Europa –
damit wir uns richtig verstehen,
habe ich einige deiner Sprachen gelernt,
aber du hast nicht einmal versucht, meinen Nachnamen richtig auszusprechen.
Bei unserem ersten Treffen
habe ich vor Freude laut gequiekt (wie die Leute in meinem Land),
dann vor Schmerz geschrien (die Macht der Gewohnheit),
du aber hast mich darauf hingewiesen, dass hier nach 22 Uhr
jedes Geräusch als Ruhestörung gilt.
Europa –
du hast mich überrascht und ich habe selbst gestaunt,
als ich hellhäutiger und blonder wurde als du,
und wie gern ich bei den Demonstrationen in die Chöre einstimmte,
gegen jene, die ich nicht einmal gewählt hatte …

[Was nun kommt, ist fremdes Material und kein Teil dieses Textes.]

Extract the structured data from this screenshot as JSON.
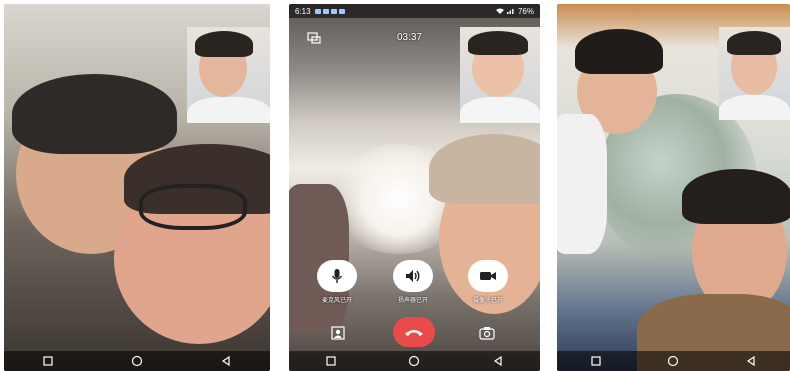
{
  "phone2": {
    "status": {
      "time": "6:13",
      "battery": "76%"
    },
    "call": {
      "timer": "03:37"
    },
    "controls": {
      "mic_label": "麦克风已开",
      "speaker_label": "扬声器已开",
      "camera_label": "摄像头已开"
    }
  },
  "icons": [
    "switch-camera-icon",
    "microphone-icon",
    "speaker-icon",
    "video-camera-icon",
    "hangup-icon",
    "blur-icon",
    "flip-camera-icon",
    "back-icon",
    "home-icon",
    "recent-apps-icon"
  ],
  "colors": {
    "hangup": "#e94b4b",
    "control_bg": "#ffffff",
    "navbar": "rgba(0,0,0,0.55)"
  }
}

In den Nächten deiner Jungen mit ihren blauen Augen,
dem blauen Blut, dem roten Pass, da sah ich deinen Traum,
aber deine Morgen, Europa, die gehörten mir nie …
Du hast mich geliebt, aber nicht geheiratet.
Europa –
du wolltest von mir Märchen aus Tausendundeiner Nacht,
mir aber fiel nichts Märchenhaftes ein
aus einer Kindheit im Krieg,
umgeben von Explosionen und Schreien.
All meine inneren Kinder sind erwachsen geworden …
All meine inneren Soldaten müde, Europa …
All meine inneren Streuner sind für immer verloren …
Ich bin in deinen Schoß gekrochen, um einen Moment lang niemand zu sein und Frieden zu finden
Europa –
mein Herz ist schwerer als die 56 Kilo, die du siehst,
aber wenn deinem Herz meins nicht wehtut,
dann tu auch so, als würdest du meinen Körper nicht sehen.